Salvador De Geus

De spelingen van het literaire noodlot
Plaatsbepaling op zee

Willem de Geus, Wilde Vaart (H.P. Leopolds Uitg. Mij, Den Haag 1936).
Salvador Hertog, De Wilde Schuit (Em. Querido's Uitg. Mij, A'dam 1936).

OOK de litteratuur heeft haar bedrijfsrisico. Als alle soorten van bedrijfsrisico is het niet te vermijden, zelfs niet door de beste voorzorgsmaatregelen. Het ongeval kan jaren uitblijven, het kan ook bij het debuut reeds voor den dag komen; het kan doodelijk zijn (voor de reputatie), het kan ook slechts een lichte beschadiging van het litterair geweten, een onbelangrijke fractuur van het stijlgevoel tengevolge hebben. Alles hangt van de omstandigheden af, maar het risico is er. Men kent wellicht het verhaal van de ontdekking van Neptunus door twee geleerden tegelijk? Welnu, dat was professioneele pech, die niemand had kunnen voorkomen; men kan er niet eens de qualificatie ‘plagiaat’ op plakken, omdat beide ontdekkers onafhankelijk van elkaar onderzochten, en hetzelfde ontdekten. Brengt men soortgelijke omstandigheden echter van de wetenschap naar de litteratuur over, dan krijgt het geval een ietwat andere kleur. In de litteratuur ontbreekt n.l. de objectief aanwezige planeet Neptunus, die door twee menschen met hetzelfde recht op hetzelfde moment ontdekt kan worden; wanneer dus twee menschen ongeveer te zelfder ure ongeveer hetzelfde boek met ongeveer denzelfden titel publiceeren (geheel onafhankelijk van elkaar), dan blijkt daaruit veeleer, dat zij zich beide op een heerschende letterkundige mode hebben laten meedrijven, zonder dat zij aan die modestrooming iets persoonlijks hadden toe te voegen; zij werden, bij wijze van spreken, als één-eiige tweeling geboren, zonder dat zij er zelf iets aan konden doen.
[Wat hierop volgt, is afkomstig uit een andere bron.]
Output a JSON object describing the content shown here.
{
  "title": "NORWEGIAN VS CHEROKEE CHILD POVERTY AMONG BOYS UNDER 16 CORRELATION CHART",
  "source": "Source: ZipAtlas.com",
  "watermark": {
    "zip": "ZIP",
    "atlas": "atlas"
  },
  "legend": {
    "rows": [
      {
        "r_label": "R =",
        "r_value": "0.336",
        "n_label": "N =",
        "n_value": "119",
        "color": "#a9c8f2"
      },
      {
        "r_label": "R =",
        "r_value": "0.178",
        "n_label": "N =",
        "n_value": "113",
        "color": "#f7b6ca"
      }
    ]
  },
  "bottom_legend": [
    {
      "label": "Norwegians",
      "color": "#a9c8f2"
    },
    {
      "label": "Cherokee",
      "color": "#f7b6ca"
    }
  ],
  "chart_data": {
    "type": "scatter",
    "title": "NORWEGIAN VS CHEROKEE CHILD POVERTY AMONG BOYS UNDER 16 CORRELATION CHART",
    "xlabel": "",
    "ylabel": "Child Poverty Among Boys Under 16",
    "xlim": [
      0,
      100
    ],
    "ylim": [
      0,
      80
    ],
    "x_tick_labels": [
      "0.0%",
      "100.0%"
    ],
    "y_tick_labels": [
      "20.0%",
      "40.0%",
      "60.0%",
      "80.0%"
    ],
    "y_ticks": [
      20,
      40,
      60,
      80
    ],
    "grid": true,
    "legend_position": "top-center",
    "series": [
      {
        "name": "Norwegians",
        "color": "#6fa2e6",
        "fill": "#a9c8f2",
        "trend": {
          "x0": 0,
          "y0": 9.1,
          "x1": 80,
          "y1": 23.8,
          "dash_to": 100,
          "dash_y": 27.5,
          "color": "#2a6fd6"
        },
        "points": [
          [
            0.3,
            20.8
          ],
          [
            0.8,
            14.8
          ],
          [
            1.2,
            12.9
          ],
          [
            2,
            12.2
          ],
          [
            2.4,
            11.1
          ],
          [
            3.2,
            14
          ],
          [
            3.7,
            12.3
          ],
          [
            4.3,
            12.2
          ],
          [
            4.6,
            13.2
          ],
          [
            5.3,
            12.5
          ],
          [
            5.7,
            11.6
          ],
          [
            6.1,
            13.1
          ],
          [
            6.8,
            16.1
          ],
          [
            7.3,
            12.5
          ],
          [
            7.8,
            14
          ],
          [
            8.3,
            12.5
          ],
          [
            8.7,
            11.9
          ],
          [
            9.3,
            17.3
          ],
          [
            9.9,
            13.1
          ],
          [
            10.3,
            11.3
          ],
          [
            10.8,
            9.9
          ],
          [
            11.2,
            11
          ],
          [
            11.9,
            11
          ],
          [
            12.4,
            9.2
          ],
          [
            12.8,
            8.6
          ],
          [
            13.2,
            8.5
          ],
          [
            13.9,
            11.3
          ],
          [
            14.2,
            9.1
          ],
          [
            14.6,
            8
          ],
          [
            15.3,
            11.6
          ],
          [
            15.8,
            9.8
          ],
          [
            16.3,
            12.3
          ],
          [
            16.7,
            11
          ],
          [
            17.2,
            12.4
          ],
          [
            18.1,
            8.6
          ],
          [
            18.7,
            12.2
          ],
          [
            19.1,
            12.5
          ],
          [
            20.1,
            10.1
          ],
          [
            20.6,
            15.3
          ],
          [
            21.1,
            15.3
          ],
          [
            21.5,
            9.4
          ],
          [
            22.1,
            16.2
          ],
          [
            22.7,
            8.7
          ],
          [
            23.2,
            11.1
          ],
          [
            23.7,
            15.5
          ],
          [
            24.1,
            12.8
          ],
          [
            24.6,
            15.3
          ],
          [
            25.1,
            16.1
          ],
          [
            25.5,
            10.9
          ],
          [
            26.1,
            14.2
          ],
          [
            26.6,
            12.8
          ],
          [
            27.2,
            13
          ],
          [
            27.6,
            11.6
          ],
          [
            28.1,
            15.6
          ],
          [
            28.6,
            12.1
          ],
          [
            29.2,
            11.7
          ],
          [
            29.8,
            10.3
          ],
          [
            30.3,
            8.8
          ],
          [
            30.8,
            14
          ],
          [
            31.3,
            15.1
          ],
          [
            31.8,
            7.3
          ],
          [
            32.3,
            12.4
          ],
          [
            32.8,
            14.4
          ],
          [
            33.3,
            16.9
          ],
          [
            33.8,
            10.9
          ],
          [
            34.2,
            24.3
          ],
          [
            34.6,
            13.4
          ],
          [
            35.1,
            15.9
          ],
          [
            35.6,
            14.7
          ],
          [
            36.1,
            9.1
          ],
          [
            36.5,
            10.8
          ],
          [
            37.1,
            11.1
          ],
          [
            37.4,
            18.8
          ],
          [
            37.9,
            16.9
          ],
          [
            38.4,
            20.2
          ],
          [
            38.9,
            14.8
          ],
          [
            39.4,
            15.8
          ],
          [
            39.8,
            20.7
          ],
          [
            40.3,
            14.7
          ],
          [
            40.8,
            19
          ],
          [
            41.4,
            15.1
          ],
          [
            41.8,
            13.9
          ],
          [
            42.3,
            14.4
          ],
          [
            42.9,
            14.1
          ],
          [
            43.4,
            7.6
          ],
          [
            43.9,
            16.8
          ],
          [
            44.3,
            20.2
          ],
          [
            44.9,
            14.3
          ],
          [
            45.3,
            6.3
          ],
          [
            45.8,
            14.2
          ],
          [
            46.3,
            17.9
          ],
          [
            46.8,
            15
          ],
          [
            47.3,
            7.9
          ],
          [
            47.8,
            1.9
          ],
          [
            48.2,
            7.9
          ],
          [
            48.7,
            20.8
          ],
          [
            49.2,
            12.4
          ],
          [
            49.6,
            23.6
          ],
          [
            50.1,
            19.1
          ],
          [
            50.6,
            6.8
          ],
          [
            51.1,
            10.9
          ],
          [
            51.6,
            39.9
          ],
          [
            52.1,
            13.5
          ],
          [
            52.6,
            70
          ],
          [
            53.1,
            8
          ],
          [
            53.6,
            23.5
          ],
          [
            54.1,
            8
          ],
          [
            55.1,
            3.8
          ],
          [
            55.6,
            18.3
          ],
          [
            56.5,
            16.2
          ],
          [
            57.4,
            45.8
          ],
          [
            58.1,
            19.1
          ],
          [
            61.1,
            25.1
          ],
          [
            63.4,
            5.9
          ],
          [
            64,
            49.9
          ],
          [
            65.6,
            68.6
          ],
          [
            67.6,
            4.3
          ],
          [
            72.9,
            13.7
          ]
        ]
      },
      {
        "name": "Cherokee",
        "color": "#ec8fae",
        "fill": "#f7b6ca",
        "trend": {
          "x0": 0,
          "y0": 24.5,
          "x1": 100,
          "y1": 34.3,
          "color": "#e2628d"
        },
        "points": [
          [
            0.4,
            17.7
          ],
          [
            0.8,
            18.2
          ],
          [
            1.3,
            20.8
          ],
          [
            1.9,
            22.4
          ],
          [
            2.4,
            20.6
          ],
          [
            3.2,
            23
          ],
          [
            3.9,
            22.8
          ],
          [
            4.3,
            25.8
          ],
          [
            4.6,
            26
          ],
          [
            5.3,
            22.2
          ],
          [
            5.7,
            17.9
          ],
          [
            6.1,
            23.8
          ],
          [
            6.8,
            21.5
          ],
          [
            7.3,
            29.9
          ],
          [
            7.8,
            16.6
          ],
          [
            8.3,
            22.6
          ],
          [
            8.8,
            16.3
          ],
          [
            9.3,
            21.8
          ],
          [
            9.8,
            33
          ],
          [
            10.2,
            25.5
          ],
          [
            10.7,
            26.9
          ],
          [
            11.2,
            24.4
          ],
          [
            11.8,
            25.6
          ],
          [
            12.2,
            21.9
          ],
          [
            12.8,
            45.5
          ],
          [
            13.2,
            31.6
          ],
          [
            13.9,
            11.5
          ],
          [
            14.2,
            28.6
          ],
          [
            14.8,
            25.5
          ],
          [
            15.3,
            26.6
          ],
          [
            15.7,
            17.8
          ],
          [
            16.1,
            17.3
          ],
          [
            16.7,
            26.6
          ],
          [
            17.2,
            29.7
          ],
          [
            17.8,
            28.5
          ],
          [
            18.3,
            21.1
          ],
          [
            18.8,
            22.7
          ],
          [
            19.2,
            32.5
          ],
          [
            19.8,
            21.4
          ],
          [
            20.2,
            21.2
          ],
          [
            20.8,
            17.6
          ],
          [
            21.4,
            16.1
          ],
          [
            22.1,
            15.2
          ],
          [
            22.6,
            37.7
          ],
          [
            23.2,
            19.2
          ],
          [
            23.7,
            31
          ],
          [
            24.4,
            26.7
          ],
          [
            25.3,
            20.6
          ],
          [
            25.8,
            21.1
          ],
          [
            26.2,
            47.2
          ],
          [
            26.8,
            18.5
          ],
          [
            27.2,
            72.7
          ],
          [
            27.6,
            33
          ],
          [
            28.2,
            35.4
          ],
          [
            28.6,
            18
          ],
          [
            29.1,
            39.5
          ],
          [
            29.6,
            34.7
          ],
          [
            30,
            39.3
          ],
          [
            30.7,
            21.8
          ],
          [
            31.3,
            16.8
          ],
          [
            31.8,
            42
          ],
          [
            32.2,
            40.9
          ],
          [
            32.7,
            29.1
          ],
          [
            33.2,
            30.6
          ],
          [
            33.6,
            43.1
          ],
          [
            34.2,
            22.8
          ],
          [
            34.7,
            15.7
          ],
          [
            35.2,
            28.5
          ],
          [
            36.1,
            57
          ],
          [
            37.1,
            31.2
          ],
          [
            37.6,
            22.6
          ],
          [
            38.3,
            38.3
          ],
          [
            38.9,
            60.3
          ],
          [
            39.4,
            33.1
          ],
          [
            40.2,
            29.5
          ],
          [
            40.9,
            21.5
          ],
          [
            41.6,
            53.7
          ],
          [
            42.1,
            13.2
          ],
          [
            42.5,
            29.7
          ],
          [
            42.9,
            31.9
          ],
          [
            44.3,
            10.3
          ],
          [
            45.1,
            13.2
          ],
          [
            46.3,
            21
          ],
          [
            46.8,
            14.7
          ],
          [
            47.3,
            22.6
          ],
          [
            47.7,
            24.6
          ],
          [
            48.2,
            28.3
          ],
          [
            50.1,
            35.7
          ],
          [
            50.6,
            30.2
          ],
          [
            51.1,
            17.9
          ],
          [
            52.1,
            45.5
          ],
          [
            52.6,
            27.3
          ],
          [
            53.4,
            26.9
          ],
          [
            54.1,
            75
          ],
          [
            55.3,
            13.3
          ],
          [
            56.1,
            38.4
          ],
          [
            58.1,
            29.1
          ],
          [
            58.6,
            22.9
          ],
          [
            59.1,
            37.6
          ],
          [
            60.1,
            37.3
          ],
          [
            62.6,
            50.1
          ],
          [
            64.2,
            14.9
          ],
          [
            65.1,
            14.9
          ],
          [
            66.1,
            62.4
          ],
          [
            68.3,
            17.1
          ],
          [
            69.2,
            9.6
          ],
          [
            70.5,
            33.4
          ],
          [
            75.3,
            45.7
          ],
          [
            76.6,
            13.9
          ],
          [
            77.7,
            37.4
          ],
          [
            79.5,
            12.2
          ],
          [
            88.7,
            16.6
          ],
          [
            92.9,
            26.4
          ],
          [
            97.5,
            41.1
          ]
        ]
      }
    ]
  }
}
Uit het samenvallen van hun geboorteuur kan men slechts opmaken, dat het literaire noodlot soms rare spelingen heeft.

Wilde vaart en schuit.

Het geval van professioneele pech hierboven kortelijks beschreven heeft de twee debuteerende romanschrijvers Willem de Geus en Salvador Hertog getroffen. Het werd reeds aangekondigd door de geboorte in de lente van 1936 van een kleinen Borstlap (Een Schip Vaart Uit), die als een astrologisch voorteeken kan worden beschouwd van het verschijnen van den nieuwen dubbelster: Wilde Vaart en De Wilde Schuit. Ik neem aan, dat De Geus en Hertog geen Borstlapiden in den engeren zin des woord zijn, dat zij, met andere woorden, hun roman reeds heel of half geschreven hadden, toen Borstlap in druk ter wereld kwam; Een Wilde Schuit Vaart Uit zou een één-eiige drieling-op-rijm geweest zijn, waaraan wij voorshands nog niet willen denken; de pech is in duplo ook al onaangenaam genoeg. De zaak is in concreto n.l. deze: als men Wilde Vaart van Willem de Geus en De Wilde Schuit van Salvador Hertog (niet te verwarren met Jan de Hartog, die in zijn Ave Caesar een heel wat persoonlijker boek over het zeeleven gaf) na elkaar gelezen heeft, voelt men zich werkelijk met verbijstering geslagen door de gelijkvormigheid van beide verschijningen. Het is, als hebben de schrijvers willen bewijzen, dat zij niets anders deden dan gelijktijdig een opstel maken over een gegeven onderwerp, zijnde een schip (schuit), die een lange reis maakt, diverse havens aandoet, diverse anecdotisch gepresenteerde menschen aan boord heeft, een man over boord laat vallen etc. etc. In het eerste geval (De Geus) heet het schip Groote Beer, in het tweede geval (Hertog) heet de schuit Wijkerhaven, en ik geef bij voorbaat toe, dat er tallooze andere verschillen zijn aan te wijzen; de volkomen gelijk- en gelijkvormigheid is nog bij lange na niet bereikt: maar toch zou men al tot een aardig resultaat komen, wanneer men Borstlap, De Geus en Hertog door elkaar roerde, langdurig op een zacht vuurtje liet koken, en het gebrouwene daarna onder den reeds hierboven gesuggereerden titel opnieuw in den handel bracht. Men zou dan b.v. kunnen constateeren, dat de verschillen volkomen weggekookt waren; men zou het schip-schuit Groote Haven of Wijkerbeer zoo doelbewust één journalistieken stijlkoers zien volgen, dat slechts één oordeel nog mogelijk zou blijken te zijn: hier is de persoonlijke stijl verwisseld voor het collectief te beoefenen patent, hier is de vraag naar scheepslitteratuur no. 1 en de noodzakelijkheid van den creatieven drang volmaakt secundair geworden.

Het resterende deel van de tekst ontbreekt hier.